Jack Carter is a businessman and politician. He is the son of former United States President Jimmy Carter.
It was a night that makes me proud to be an American and proud of all of my fellows who call her “Home”. Barack Obama won a resounding victory with a message of change presented as much by the color of his skin and the sound of his name as by his philosophy of community and shared responsibility as an antidote to the problems before us.
The path before him may not be easy, but it is well-defined. He must move to heal the partisan rift in our country so we can mobilize broad-based support for the targeted solutions we need to stabilize our financial crisis, repair our foreign policy, and develop our infrastructure so we need not fear competition from the rest of the world.
He must do this without antagonizing his Democratic supporters who formed the foundation of his election or bowing too much in their direction.
That is surely easier said than done, but he has several assets on his side:
• His substantial win and long coattails hand him a mandate from the American people to achieve these goals. The margin of victory gives him room to maneuver.
• The remarkable staff assembled to bring him a win in the campaign and so obviously expert in strategic planning and execution will stand him in good stead in defining and executing his roadmap.
• He has a direct line to the American people through his oratorical skills which can be used to bring pressure on Congress.
• He owes very little to the old Party veterans or to the lobbyists who have overrun our government, giving him the freedom to focus on the country as a whole instead of its pieces.
• His campaign has intimately involved him in the problems and strengths, the hopes and dreams, of Americans in a uniquely personal manner. Spending 21 months campaigning all across the country is a special education available only to a select few, an education required to be a successful President.
• These times require solutions instead of partisan politics, and every elected official is well aware that this is the case. This is a great handle to use to lever disparate groups together.
The first step for President-Elect Obama is to assemble his team. He’ll spend the next several days naming his Cabinet. I’m sure these people have already been a part of his campaign. And I’m equally sure that his transition planning will have their early responsibilities and goals already laid out. In the spirit of reaching-across-the-aisle, I expect him to appoint a Republican to a significant cabinet post – possibly either State or Defense. This process will occupy the news for several weeks.
I expect the Obama Administration to hit the ground running in January with a well-oiled machine like the one we just watched win the election. I’m looking forward to it.
Before I sign off on this year’s election, I’d like to give a personal view of Obama’s election beyond my belief that his platform is best for our country.
I have written about the experience of living through the 1950s and ‘60s, a thrilling but traumatizing era. My wife Elizabeth and I both grew up in the South. We were teenagers in the early ‘60s when race turned our sleepy little towns into tense confrontations between civil rights and force.
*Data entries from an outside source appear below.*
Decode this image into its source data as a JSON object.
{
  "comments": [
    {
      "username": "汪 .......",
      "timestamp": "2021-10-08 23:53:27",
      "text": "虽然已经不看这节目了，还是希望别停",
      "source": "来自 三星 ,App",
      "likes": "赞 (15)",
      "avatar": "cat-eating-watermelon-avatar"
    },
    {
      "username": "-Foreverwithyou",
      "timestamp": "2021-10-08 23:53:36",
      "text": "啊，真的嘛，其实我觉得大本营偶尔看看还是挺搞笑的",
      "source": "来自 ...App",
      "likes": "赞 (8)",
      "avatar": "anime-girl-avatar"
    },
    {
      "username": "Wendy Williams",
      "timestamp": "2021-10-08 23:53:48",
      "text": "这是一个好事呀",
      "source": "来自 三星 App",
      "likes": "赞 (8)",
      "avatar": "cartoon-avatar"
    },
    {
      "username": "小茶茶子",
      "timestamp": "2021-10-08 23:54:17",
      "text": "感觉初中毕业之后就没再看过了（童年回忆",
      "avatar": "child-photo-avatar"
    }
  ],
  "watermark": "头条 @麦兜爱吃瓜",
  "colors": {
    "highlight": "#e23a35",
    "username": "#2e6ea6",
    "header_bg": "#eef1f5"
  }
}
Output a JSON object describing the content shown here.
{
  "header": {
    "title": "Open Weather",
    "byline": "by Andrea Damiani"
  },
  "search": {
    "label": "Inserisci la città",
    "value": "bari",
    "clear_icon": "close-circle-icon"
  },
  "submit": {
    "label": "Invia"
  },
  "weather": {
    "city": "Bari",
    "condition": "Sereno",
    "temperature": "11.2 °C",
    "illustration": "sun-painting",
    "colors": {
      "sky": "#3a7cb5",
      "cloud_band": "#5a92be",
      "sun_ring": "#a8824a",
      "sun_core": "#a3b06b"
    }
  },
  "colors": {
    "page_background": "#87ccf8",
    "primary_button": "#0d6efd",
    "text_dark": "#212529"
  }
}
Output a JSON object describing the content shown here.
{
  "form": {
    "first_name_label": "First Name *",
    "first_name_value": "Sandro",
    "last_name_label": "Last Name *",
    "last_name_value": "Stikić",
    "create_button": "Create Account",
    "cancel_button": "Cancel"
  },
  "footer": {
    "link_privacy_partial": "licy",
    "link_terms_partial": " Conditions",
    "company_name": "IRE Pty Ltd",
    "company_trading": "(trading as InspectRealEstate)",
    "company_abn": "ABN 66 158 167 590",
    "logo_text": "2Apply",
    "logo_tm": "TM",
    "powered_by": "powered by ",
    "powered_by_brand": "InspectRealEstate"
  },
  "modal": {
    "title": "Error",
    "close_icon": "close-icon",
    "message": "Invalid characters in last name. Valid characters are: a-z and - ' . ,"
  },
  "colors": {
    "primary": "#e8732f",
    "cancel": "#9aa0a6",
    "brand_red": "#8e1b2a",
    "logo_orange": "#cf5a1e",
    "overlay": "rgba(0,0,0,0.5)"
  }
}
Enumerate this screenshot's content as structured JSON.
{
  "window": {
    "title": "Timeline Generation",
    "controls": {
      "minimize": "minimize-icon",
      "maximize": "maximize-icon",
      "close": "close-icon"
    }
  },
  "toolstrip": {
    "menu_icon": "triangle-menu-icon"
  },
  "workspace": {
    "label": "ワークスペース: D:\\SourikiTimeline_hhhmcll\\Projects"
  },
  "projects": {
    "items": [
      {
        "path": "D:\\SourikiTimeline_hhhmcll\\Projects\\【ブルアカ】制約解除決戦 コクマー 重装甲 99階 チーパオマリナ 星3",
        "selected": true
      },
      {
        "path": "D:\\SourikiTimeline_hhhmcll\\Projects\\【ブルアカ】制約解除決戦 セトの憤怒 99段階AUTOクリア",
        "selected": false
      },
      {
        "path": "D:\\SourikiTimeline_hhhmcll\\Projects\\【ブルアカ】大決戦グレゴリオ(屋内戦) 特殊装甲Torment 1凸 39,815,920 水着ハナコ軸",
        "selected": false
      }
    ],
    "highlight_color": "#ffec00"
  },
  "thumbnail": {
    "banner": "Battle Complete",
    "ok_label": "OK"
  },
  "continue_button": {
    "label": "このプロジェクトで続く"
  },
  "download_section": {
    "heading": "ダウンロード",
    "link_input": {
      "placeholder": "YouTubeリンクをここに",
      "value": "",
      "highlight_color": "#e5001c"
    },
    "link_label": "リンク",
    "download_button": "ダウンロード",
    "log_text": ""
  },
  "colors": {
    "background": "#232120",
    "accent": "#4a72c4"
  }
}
I graduated from a totally segregated high school in Plains, Georgia, in 1965, and had to face the fact that I participated in a racist society.
It dawned on me that the white people in the South at that time were all racists divided into two groups. One group wasn’t bothered by it, the other group was.
My family was bothered by being racist. We worked hard to erase that ugly part of our psyche and were fairly successful at it. But those who lived then still remember that part of us.
Our children, all in their 30s, don’t think of race that way. Race is a minor part of their lives, ignored unless their elders bring it up. My nephew, Hugo, is 8, a different generation. When Dad asked him how many African-Americans he had in his school class, Hugo didn’t know. He never noticed.
I believe that Obama’s victory is largely for the young. He will mobilize all Americans for the future, for our children and grandchildren. But CNN showed Jesse Jackson, a Civil Rights leader who marched with Martin Luther King, crying as he awaited Obama’s victory speech.
MSNBC talked with Rep. John Lewis who also marched with MLK. He spoke of tears and disbelief that a black man could be elected President in a country where 50 years ago he couldn’t ride in the same taxi with a white man much less vote.
By the same token, Obama’s victory is meaningful also for Elizabeth and me. When Dad won the Presidency, I thought, “The Civil War is finally over. The South is truly back in the Union.”
Obama’s victory marks the end of the era of race in our country…not the end of “racism”, the end of the “era of race”. It sets us free.
I’ll end with a story a voter wrote on a blog today. She was entering a polling place when she met a 95-year-old black man leaving in a wheelchair after voting for the first time in his life. When he told her, she started crying. He said, “Missy. This ain’t a day for crying. This is a day for Glory”.